The National Institute of Standards and Technology has staved off layoffs and furloughs
at its IT Laboratory under the latest continuing resolution, which funds NIST labs at $259
million, up from $240 million in the previous stopgap budget measure.


"The $259 million gives us a bit of padding, and it sure beats another
shutdown," NIST spokesman Michael Newman said. "We're now able to move forward
at a near-normal pace. But we'll still keep close tabs on some things like travel, because
what happens in March is still unclear."


Budget shortages have delayed work on the government's new common security criteria,
slated for issue this year. The security guidelines, being drafted by NIST and the
National Security Agency, are supposed to replace NSA's trusted systems evaluation
handbook, known as the Orange Book.


Many IT offices are keeping systems operational because advances in technology have
reduced overhead and maintenance, said Ed Kernan, director of the Policy and Oversight
Division in the Federal Emergency Management Agency's IT Directorate.
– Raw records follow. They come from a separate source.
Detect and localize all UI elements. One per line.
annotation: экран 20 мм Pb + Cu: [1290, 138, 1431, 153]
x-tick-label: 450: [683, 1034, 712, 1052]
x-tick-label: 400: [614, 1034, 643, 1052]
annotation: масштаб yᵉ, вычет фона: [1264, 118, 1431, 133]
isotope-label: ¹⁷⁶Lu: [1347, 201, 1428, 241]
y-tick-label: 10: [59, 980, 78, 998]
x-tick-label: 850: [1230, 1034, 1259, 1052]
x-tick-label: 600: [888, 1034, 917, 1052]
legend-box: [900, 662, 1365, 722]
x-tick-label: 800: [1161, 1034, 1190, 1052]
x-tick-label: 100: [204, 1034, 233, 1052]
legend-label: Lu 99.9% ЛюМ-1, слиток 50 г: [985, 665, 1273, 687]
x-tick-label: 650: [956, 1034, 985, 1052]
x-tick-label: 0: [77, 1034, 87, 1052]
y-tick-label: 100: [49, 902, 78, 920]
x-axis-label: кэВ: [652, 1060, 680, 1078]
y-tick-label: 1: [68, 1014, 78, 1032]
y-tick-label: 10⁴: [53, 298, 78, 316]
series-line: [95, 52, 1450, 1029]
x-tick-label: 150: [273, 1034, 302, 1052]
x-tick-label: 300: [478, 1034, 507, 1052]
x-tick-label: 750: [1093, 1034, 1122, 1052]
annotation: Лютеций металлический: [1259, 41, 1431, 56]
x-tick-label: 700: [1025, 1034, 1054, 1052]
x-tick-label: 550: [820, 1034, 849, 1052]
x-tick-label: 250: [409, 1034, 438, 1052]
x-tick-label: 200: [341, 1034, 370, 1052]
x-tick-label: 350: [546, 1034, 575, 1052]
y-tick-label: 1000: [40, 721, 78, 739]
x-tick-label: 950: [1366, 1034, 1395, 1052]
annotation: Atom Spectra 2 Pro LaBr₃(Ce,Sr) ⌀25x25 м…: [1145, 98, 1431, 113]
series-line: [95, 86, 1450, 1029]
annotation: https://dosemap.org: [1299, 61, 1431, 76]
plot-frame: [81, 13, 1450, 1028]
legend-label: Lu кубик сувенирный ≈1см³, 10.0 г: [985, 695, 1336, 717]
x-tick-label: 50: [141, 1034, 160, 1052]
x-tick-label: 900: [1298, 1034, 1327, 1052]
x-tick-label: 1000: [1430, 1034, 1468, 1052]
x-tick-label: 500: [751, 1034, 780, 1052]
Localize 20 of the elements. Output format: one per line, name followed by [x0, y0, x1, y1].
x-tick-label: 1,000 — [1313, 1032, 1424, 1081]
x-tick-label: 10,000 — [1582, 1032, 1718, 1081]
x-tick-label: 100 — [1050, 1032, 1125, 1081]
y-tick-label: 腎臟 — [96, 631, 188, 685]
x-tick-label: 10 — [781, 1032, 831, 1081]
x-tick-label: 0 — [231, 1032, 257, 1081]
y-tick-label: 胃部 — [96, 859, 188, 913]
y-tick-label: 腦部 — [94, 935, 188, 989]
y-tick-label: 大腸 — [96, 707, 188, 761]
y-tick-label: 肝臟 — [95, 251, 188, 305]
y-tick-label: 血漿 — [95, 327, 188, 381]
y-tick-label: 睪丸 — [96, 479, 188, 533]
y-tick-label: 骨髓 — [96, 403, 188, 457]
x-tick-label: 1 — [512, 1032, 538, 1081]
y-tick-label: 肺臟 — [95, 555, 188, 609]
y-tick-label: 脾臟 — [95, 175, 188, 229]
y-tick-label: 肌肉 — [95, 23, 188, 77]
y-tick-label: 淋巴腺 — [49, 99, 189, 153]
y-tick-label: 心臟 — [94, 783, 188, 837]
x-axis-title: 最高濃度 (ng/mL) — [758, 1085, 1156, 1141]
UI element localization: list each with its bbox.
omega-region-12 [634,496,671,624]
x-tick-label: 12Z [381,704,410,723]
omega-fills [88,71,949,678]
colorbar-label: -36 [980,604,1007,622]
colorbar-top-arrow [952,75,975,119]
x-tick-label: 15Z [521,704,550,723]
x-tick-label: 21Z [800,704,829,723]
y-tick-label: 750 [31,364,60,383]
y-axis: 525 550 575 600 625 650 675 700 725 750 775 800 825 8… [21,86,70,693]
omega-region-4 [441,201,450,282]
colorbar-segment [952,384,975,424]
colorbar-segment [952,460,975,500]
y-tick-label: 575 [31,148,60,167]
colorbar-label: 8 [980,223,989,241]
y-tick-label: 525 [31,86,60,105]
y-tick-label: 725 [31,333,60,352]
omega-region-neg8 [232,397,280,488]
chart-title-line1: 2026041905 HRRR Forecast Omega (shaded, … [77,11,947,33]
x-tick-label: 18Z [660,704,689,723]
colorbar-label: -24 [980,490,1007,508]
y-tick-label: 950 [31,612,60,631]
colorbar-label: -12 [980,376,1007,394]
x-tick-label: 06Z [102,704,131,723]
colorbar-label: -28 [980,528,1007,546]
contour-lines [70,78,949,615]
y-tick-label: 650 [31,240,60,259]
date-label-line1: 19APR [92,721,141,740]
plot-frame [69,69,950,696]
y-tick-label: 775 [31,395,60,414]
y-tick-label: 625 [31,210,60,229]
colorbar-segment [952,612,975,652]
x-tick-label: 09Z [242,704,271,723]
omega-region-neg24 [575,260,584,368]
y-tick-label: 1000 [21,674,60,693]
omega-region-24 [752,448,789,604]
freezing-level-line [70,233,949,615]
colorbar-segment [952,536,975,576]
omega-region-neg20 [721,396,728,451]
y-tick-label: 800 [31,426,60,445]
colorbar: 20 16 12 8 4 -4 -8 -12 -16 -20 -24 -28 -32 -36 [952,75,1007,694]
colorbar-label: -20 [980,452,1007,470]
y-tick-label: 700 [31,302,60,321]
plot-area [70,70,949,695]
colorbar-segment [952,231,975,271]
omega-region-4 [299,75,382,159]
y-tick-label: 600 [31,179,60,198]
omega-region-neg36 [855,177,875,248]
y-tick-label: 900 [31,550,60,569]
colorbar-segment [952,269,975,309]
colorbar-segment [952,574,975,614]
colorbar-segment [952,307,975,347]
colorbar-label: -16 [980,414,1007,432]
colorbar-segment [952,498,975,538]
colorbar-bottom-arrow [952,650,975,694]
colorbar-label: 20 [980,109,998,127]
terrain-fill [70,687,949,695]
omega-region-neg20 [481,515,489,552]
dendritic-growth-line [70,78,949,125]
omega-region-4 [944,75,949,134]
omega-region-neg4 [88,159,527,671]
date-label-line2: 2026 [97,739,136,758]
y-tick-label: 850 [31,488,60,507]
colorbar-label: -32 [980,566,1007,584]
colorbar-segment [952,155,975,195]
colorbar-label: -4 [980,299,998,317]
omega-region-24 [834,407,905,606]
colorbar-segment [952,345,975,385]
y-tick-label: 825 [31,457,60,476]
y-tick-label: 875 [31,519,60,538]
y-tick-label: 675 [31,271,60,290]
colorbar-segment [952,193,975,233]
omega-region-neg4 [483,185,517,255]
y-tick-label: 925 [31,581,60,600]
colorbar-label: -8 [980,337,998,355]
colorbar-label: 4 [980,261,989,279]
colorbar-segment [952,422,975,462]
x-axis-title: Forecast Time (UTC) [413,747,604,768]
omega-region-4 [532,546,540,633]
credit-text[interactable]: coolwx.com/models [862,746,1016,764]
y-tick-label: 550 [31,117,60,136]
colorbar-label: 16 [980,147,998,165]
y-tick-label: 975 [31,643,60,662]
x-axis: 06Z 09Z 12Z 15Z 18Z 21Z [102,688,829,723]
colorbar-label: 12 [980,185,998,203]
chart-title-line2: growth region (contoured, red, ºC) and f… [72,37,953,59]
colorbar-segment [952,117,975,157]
"If it were not for that efficiency, the fiscal restraints we have experienced in
the last two or three years would have had a much greater impact," Kernan said. As it
is, he said, "the biggest victim of the continuing resolution is planning and future
design work that requires new contracts."


In many cases, the budget stalemate has had a more significant impact on government
contractors, who are not paid for the lost time.


"The instability in government budgeting and operations which began on Oct. 1,
1995, has inflicted needless damage on the thousands of service firms which support
literally all aspects of the federal government's multiple missions," said Harris
Miller, president of the Information Technology Association of America.


Boster said Justice lost two contract employees with key technical skills and
experience. "Now they've gone off [to other jobs] and we've lost them," he said.


Jerry Slaymaker Jr., acting director of the Environmental Protection Agency's
Enterprise Technology Services Division, said it is hard for contractors to hang onto
good, technically savvy employees. "These are individuals who are generally very
marketable," he said.


Industry officials warned that the continued budget rancor might have a significant
long-term impact if some companies decide the government market isn't worth the hassle.


"Are you going to get the best companies? You don't want this to be a boutique
business," said Bob Cohen, an ITAA vice president. Staff writers Christopher
Dorobek, William Jackson and Kevin Power contributed to this story.